"Is it possible that I can reach these towns, so far apart, in time to give my lectures?"
"Nothing easier," he replied, seizing the railway guide. "Your New York lecture comes off at three in the afternoon. At five, you have a train which gets to Youngstown by noon next day. There you lecture at eight. Pay your bill and send your luggage to the station before going to the Academy of Music, where you have to speak. As soon as your lecture is over, jump into a cab, and you will catch the ten o'clock train, which will set you down at Indianapolis in time for your next day's engagement."
"What! go to the train in evening dress?" I exclaimed.
"And why not? You undress in the sleeping-car, I suppose?"
"What a life!" thought I. "These Yankees beat everything."
Oh, that map of the United States! If you would have any idea of a good lecturing tour in America, just imagine yourself appearing in public one day in London, the next in Paris, the day after in Berlin, then in Vienna, St. Petersburgh, and Constantinople to finish up the week. Then take Teheran, and the chief cities in Asia, and you have a fair idea of the journeys.

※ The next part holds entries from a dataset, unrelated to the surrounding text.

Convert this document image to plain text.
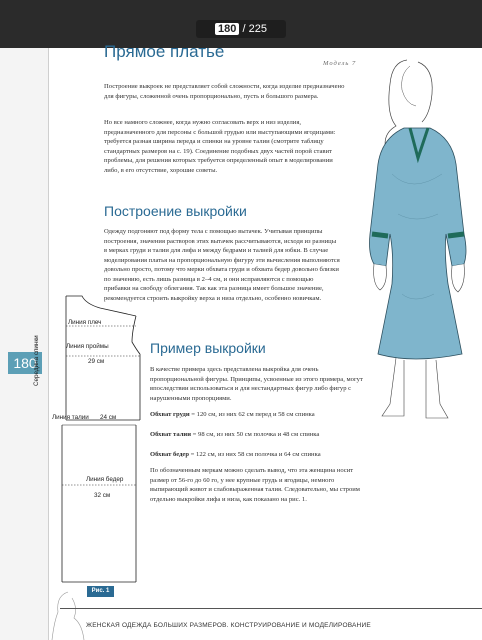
180 / 225
180
Прямое платье
Модель 7

Построение выкроек не представляет собой сложности, когда изделие предназначено для фигуры, сложенной очень пропорционально, пусть и большого размера.

Но все намного сложнее, когда нужно согласовать верх и низ изделия, предназначенного для персоны с большой грудью или выступающими ягодицами: требуется разная ширина переда и спинки на уровне талии (смотрите таблицу стандартных размеров на с. 19). Соединение подобных двух частей порой ставит проблемы, для решения которых требуется определенный опыт в моделировании либо, в его отсутствие, хорошие советы.

Построение выкройки

Одежду подгоняют под форму тела с помощью вытачек. Учитывая принципы построения, значения растворов этих вытачек рассчитываются, исходя из разницы в мерках груди и талии для лифа и между бедрами и талией для юбки. В случае моделирования платья на пропорциональную фигуру эти вычисления выполняются довольно просто, потому что мерки обхвата груди и обхвата бедер довольно близки по значению, есть лишь разница в 2–4 см, и они исправляются с помощью прибавки на свободу облегания. Так как эта разница имеет большое значение, рекомендуется строить выкройку верха и низа отдельно, особенно новичкам.

Пример выкройки

В качестве примера здесь представлена выкройка для очень пропорциональной фигуры. Принципы, усвоенные из этого примера, могут впоследствии использоваться и для нестандартных фигур либо фигур с нарушенными пропорциями.

Обхват груди = 120 см, из них 62 см перед и 58 см спинка
Обхват талии = 98 см, из них 50 см полочка и 48 см спинка
Обхват бедер = 122 см, из них 58 см полочка и 64 см спинка

По обозначенным меркам можно сделать вывод, что эта женщина носит размер от 56-го до 60 го, у нее крупные грудь и ягодицы, немного выпирающий живот и слабовыраженная талия. Следовательно, мы строим отдельно выкройки лифа и низа, как показано на рис. 1.

Линия плеч
Линия проймы
29 см
Середина спинки
Линия талии 24 см
Линия бедер
32 см
Рис. 1
ЖЕНСКАЯ ОДЕЖДА БОЛЬШИХ РАЗМЕРОВ. КОНСТРУИРОВАНИЕ И МОДЕЛИРОВАНИЕ
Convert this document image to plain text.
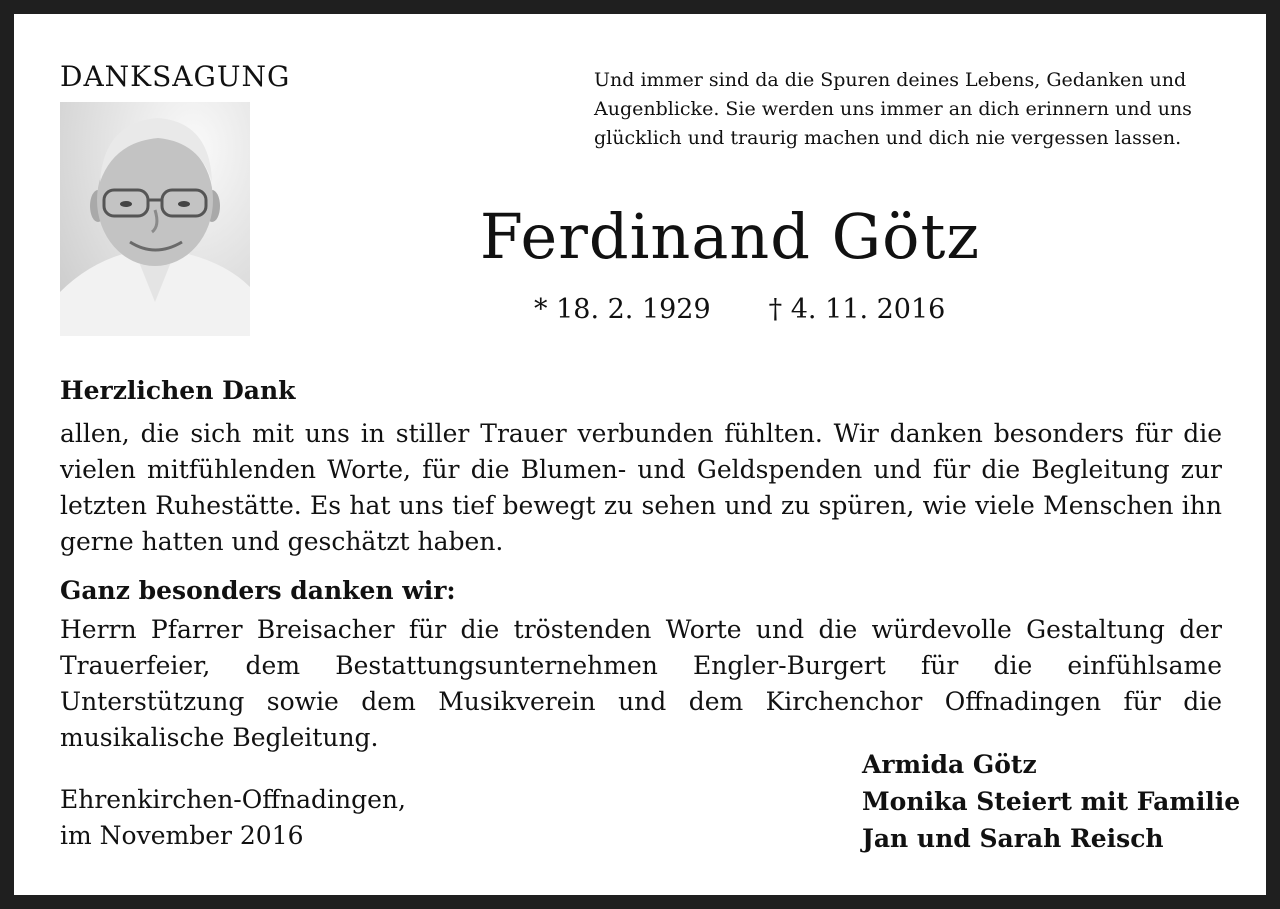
DANKSAGUNG	Und immer sind da die Spuren deines Lebens, Gedanken und Augenblicke. Sie werden uns immer an dich erinnern und uns glücklich und traurig machen und dich nie vergessen lassen.

Ferdinand Götz
* 18. 2. 1929 † 4. 11. 2016
Herzlichen Dank

allen, die sich mit uns in stiller Trauer verbunden fühlten. Wir danken besonders für die vielen mitfühlenden Worte, für die Blumen- und Geldspenden und für die Begleitung zur letzten Ruhestätte. Es hat uns tief bewegt zu sehen und zu spüren, wie viele Menschen ihn gerne hatten und geschätzt haben.

Ganz besonders danken wir:

Herrn Pfarrer Breisacher für die tröstenden Worte und die würdevolle Gestaltung der Trauerfeier, dem Bestattungsunternehmen Engler-Burgert für die einfühlsame Unterstützung sowie dem Musikverein und dem Kirchenchor Offnadingen für die musikalische Begleitung.

Ehrenkirchen-Offnadingen,
im November 2016
Armida Götz
Monika Steiert mit Familie
Jan und Sarah Reisch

Here is a little scene of American life. It was told me, not only without boast, but as the most natural thing in the world, by Mr. L. S. Metcalf, the editor of the Forum, one of the most important Reviews of New York.
Mr. Metcalf wished to have an article on the subject of the Mormons for his Review: not one of those papers written by a man who had passed through Utah, but a serious study. For several weeks he had been in correspondence with one of the elders of the Mormon Church.
"All this letter-writing does not advance matters much," thought Mr. Metcalf to himself one day; "one or two hours' conversation would settle the thing."